"If we only dared to do something," he muttered. "I suppose it is easy to guess what they have there?"

"Easy enough, indeed, sir," Field said between his teeth. "It's the body of Sir Charles Darryll. There is a deeper mystery here than we are as yet aware of. They are laying the body out on that table as if for some operation. I don't know what to think; I——"

"Shut that door," Sartoris commanded in a hard

high voice. "There is a deuce of a draught coming in from somewhere. You don't want that, eh, Bentwood!"

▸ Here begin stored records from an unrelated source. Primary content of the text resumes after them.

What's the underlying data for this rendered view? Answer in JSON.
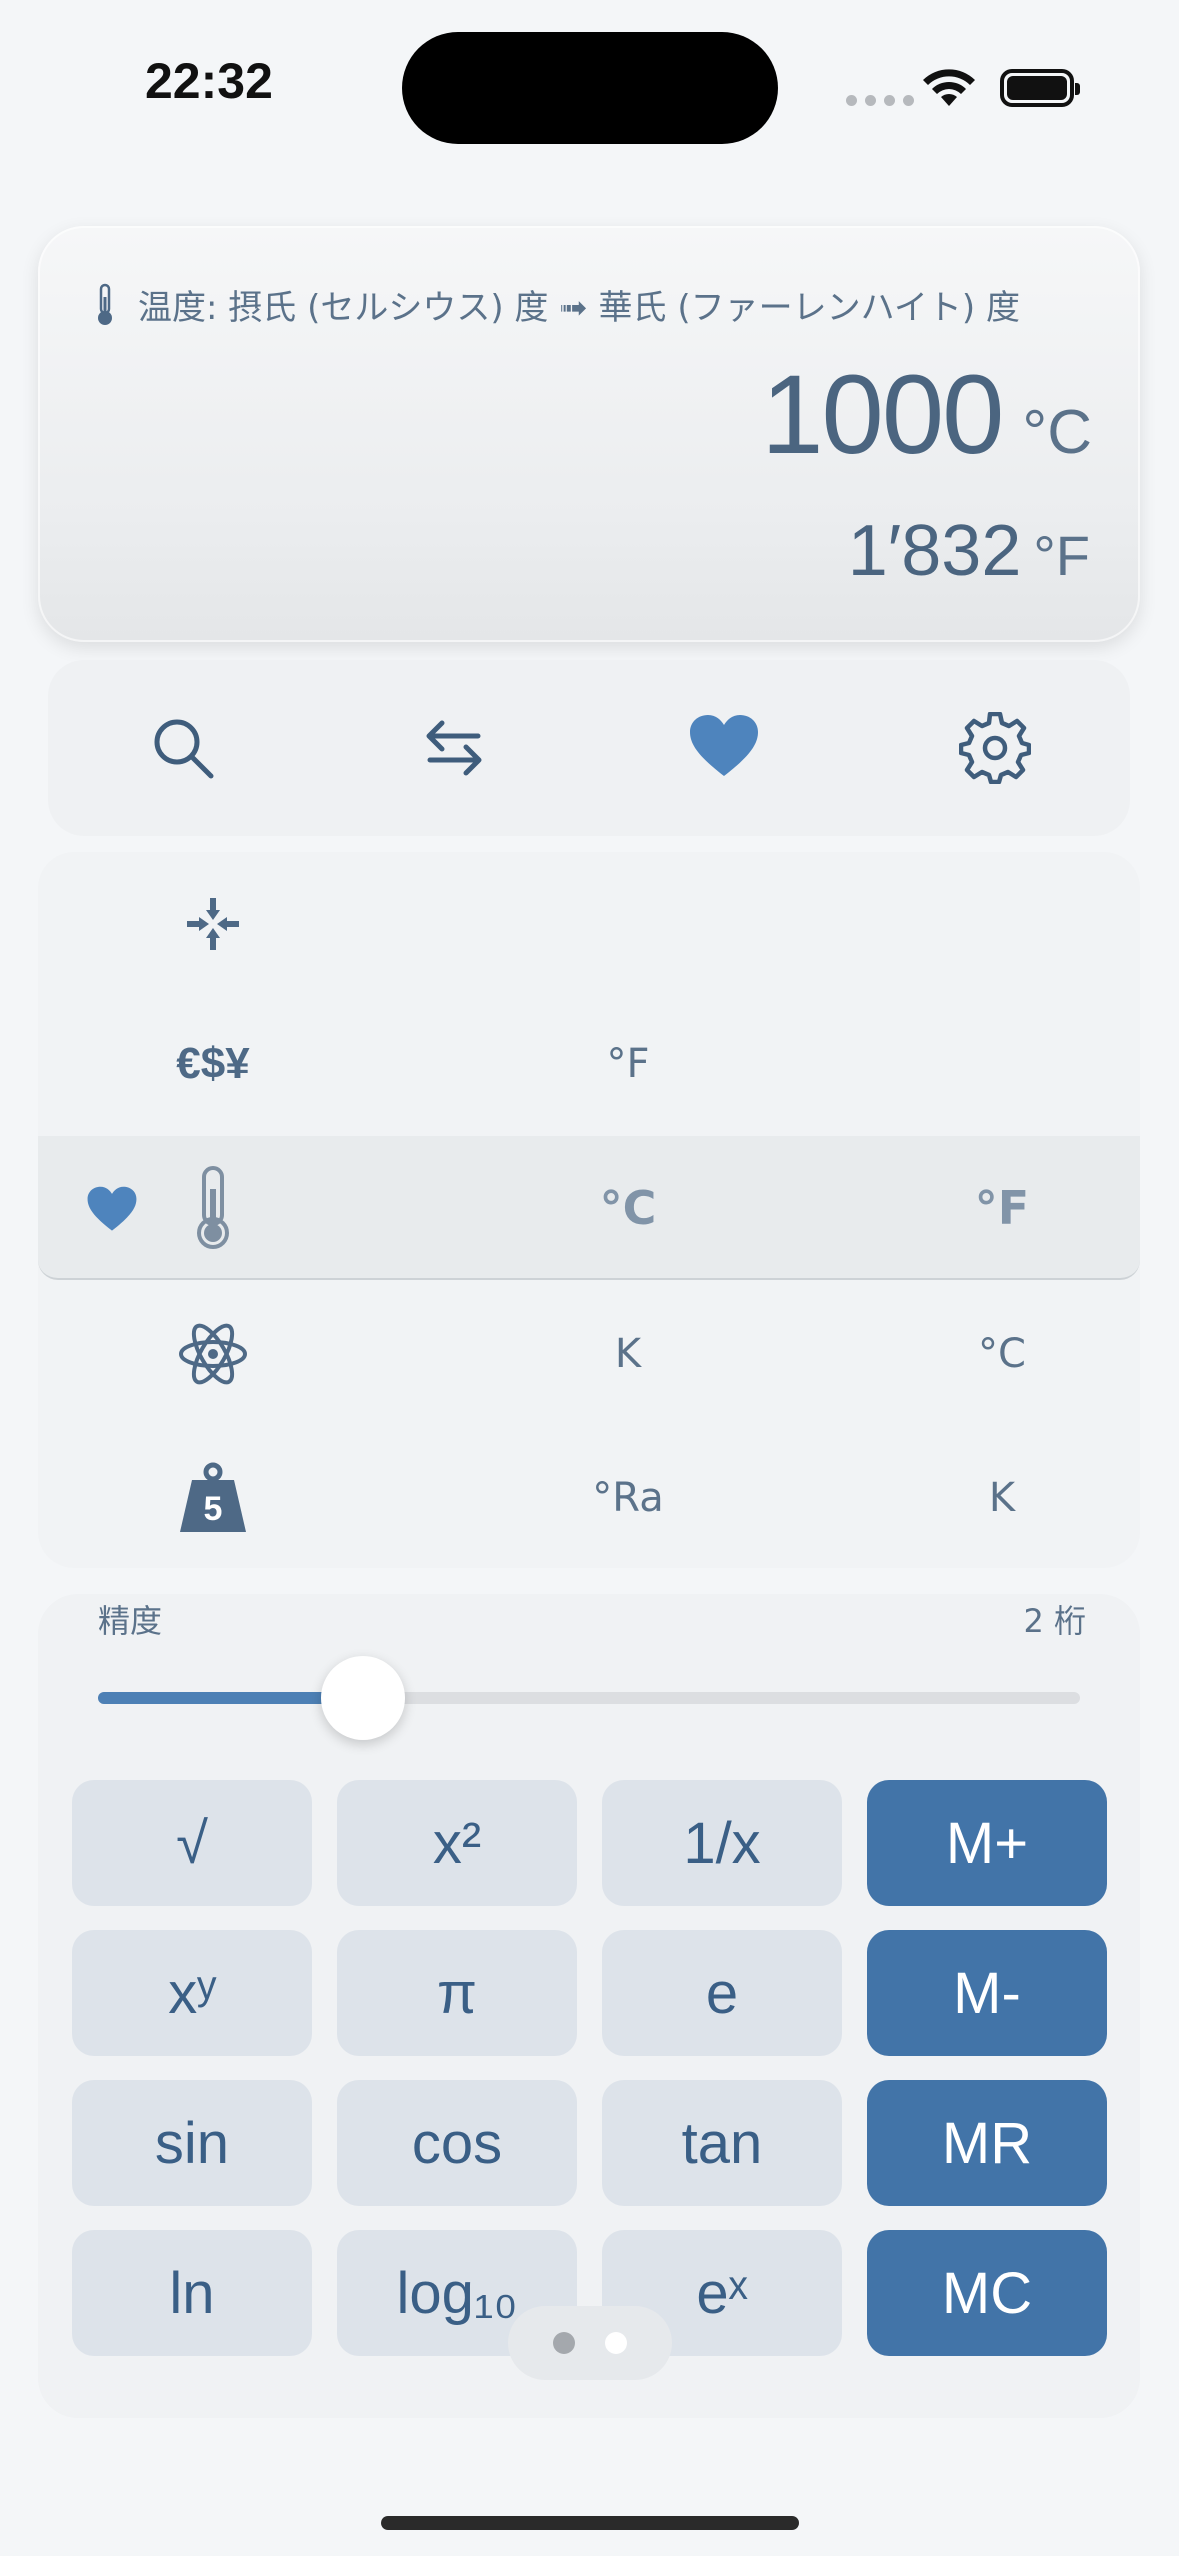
{
  "status_bar": {
    "time": "22:32"
  },
  "display": {
    "conversion_title": "温度: 摂氏 (セルシウス) 度 ➟ 華氏 (ファーレンハイト) 度",
    "input_value": "1000",
    "input_unit": "°C",
    "output_value": "1′832",
    "output_unit": "°F"
  },
  "toolbar": {
    "items": [
      "search-icon",
      "swap-icon",
      "heart-icon",
      "gear-icon"
    ]
  },
  "picker": {
    "rows": [
      {
        "icon": "compress-arrows-icon",
        "from": "",
        "to": ""
      },
      {
        "icon_text": "€$¥",
        "from": "°F",
        "to": ""
      },
      {
        "icon": "thermometer-icon",
        "favorite": true,
        "from": "°C",
        "to": "°F",
        "selected": true
      },
      {
        "icon": "atom-icon",
        "from": "K",
        "to": "°C"
      },
      {
        "icon": "weight-icon",
        "icon_text": "5",
        "from": "°Ra",
        "to": "K"
      }
    ]
  },
  "precision": {
    "label": "精度",
    "value_label": "2 桁",
    "slider_level": 0.27
  },
  "keypad": {
    "keys": [
      {
        "label": "√",
        "type": "function"
      },
      {
        "label": "x²",
        "type": "function"
      },
      {
        "label": "1/x",
        "type": "function"
      },
      {
        "label": "M+",
        "type": "memory"
      },
      {
        "label": "xʸ",
        "type": "function"
      },
      {
        "label": "π",
        "type": "function"
      },
      {
        "label": "e",
        "type": "function"
      },
      {
        "label": "M-",
        "type": "memory"
      },
      {
        "label": "sin",
        "type": "function"
      },
      {
        "label": "cos",
        "type": "function"
      },
      {
        "label": "tan",
        "type": "function"
      },
      {
        "label": "MR",
        "type": "memory"
      },
      {
        "label": "ln",
        "type": "function"
      },
      {
        "label": "log₁₀",
        "type": "function"
      },
      {
        "label": "eˣ",
        "type": "function"
      },
      {
        "label": "MC",
        "type": "memory"
      }
    ]
  },
  "pager": {
    "pages": 2,
    "current": 2
  },
  "colors": {
    "accent": "#4274a8",
    "key_background": "#dde3ea",
    "text": "#3d5a78",
    "slider_fill": "#4d80b5"
  }
}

Bentwood muttered that it was the last thing he did desire. The door closed with a bang, there was a long silence, broken at last by a feeble cry of pain, a cry something like that of a child who suffers under some drug. Berrington leaped to his feet. As he would have crossed the hall a figure came along—the figure of a woman in a grey dress. It was the grey lady that Beatrice had seen on that fateful evening, the woman who had sat by the side of Mark Ventmore in the Paris theatre. She wrung her hands in silent grief.

"Oh, if only there was somebody to help me," she said. "If God would only give to me and send to me a friend at this moment, I would pray——"

Berrington stepped out into the light of the hall.

"Your prayer has been answered," he said quietly. "I am here to help you, Mary."